Update | Kerry pledges support in Kiev as US prepares US$1b aid package for troubled Ukraine
US secretary of state reaches out to new government and its people
The Obama administration readied economic sanctions against Russia on Tuesday as it formally announced an aid package of US$1 billion in energy subsidies to Ukraine amid worries that Moscow would extend its military reach into the mainland of the former Soviet republic.
US Secretary of State John Kerry arrived in Kiev for a show of support for the fledgling Ukraine government as it grapples with a military takeover of Crimea, a strategic, mostly pro-Russian region in the country’s southeast.
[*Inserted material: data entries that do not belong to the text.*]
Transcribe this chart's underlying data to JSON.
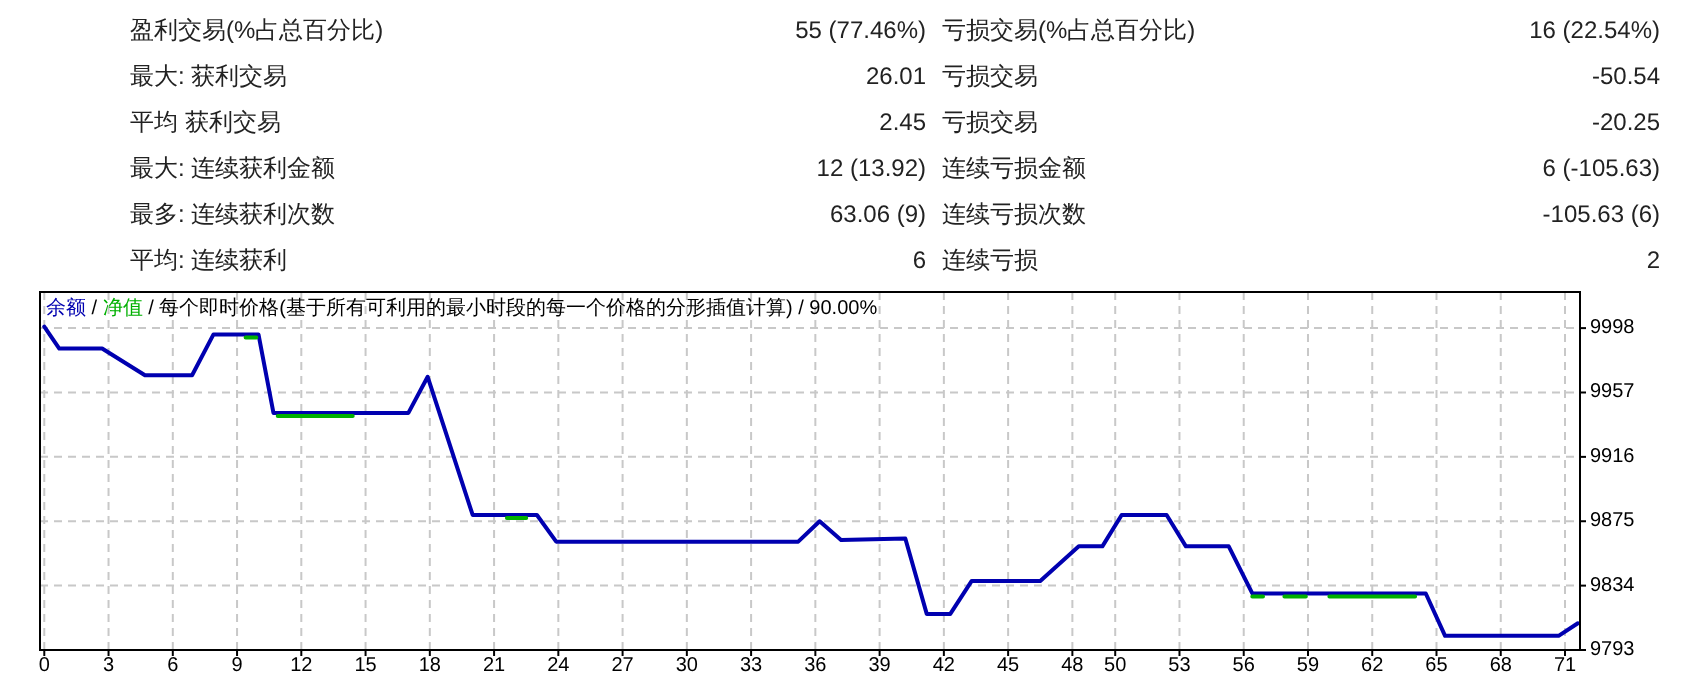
{
  "chart_data": [
    {
      "type": "other",
      "annotations": [
        "盈利交易(%占总百分比)",
        "55 (77.46%)",
        "亏损交易(%占总百分比)",
        "16 (22.54%)",
        "最大: 获利交易",
        "26.01",
        "亏损交易",
        "-50.54",
        "平均 获利交易",
        "2.45",
        "亏损交易",
        "-20.25",
        "最大: 连续获利金额",
        "12 (13.92)",
        "连续亏损金额",
        "6 (-105.63)",
        "最多: 连续获利次数",
        "63.06 (9)",
        "连续亏损次数",
        "-105.63 (6)",
        "平均: 连续获利",
        "6",
        "连续亏损",
        "2"
      ]
    },
    {
      "type": "line",
      "annotations": [
        "/",
        "/ 每个即时价格(基于所有可利用的最小时段的每一个价格的分形插值计算) / 90.00%"
      ],
      "legend": "top left",
      "grid": true,
      "xlim": [
        -0.2,
        71.7
      ],
      "ylim": [
        9793,
        10021
      ],
      "xticks": [
        0,
        3,
        6,
        9,
        12,
        15,
        18,
        21,
        24,
        27,
        30,
        33,
        36,
        39,
        42,
        45,
        48,
        50,
        53,
        56,
        59,
        62,
        65,
        68,
        71
      ],
      "yticks": [
        9793,
        9834,
        9875,
        9916,
        9957,
        9998
      ],
      "series": [
        {
          "name": "余额",
          "color": "#0000b0",
          "x": [
            0,
            0.7,
            2.7,
            4.7,
            6.9,
            7.9,
            10.0,
            10.7,
            17.0,
            17.9,
            20.0,
            23.0,
            23.9,
            35.2,
            36.2,
            37.2,
            40.2,
            41.2,
            42.3,
            43.3,
            46.5,
            48.3,
            49.4,
            50.3,
            52.4,
            53.3,
            55.3,
            56.4,
            64.5,
            65.4,
            70.7,
            71.6
          ],
          "values": [
            9999,
            9985,
            9985,
            9968,
            9968,
            9994,
            9994,
            9944,
            9944,
            9967,
            9879,
            9879,
            9862,
            9862,
            9875,
            9863,
            9864,
            9816,
            9816,
            9837,
            9837,
            9859,
            9859,
            9879,
            9879,
            9859,
            9859,
            9829,
            9829,
            9802,
            9802,
            9810
          ]
        },
        {
          "name": "净值",
          "color": "#00b000",
          "x": [
            9.4,
            9.9,
            null,
            10.9,
            14.4,
            null,
            21.6,
            22.5,
            null,
            56.4,
            56.9,
            null,
            57.9,
            58.9,
            null,
            60.0,
            64.0
          ],
          "values": [
            9992,
            9992,
            null,
            9942,
            9942,
            null,
            9877,
            9877,
            null,
            9827,
            9827,
            null,
            9827,
            9827,
            null,
            9827,
            9827
          ]
        }
      ]
    }
  ]
}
“It is clear that Russia has been working hard to create a pretext for being able to invade further,” Kerry said. “It is not appropriate to invade a country, and, at the end of a barrel of a gun, dictate what you are trying to achieve. That is not 21st-century, G-8, major nation behaviour.”
Kerry headed straight to Institutska Street at the start of an hours-long visit intended to bolster the new government that took over just a week ago when Ukraine President Viktor Yanukovych fled. Kerry placed a bouquet of red roses, and twice the Roman Catholic secretary of state made the sign of the cross at a shrine set up to memorialise protesters who were killed during mid-February riots.
“We’re concerned very much. We hope for your help, we hope for your assistance,” a woman shouted as Kerry walked down a misty street lined with tyres, plywood, barbed wire and other remnants of the barricades that protesters had stood up to try to keep Yanukovych’s forces from reaching nearby Maidan Square, the heart of the demonstrations.
Piles of flowers brought in honour of the dead provided splashes of colour in an otherwise drab day that was still tinged with the smell of smoke.
“We will be helping,” Kerry said. “We are helping. President Obama is planning more assistance.”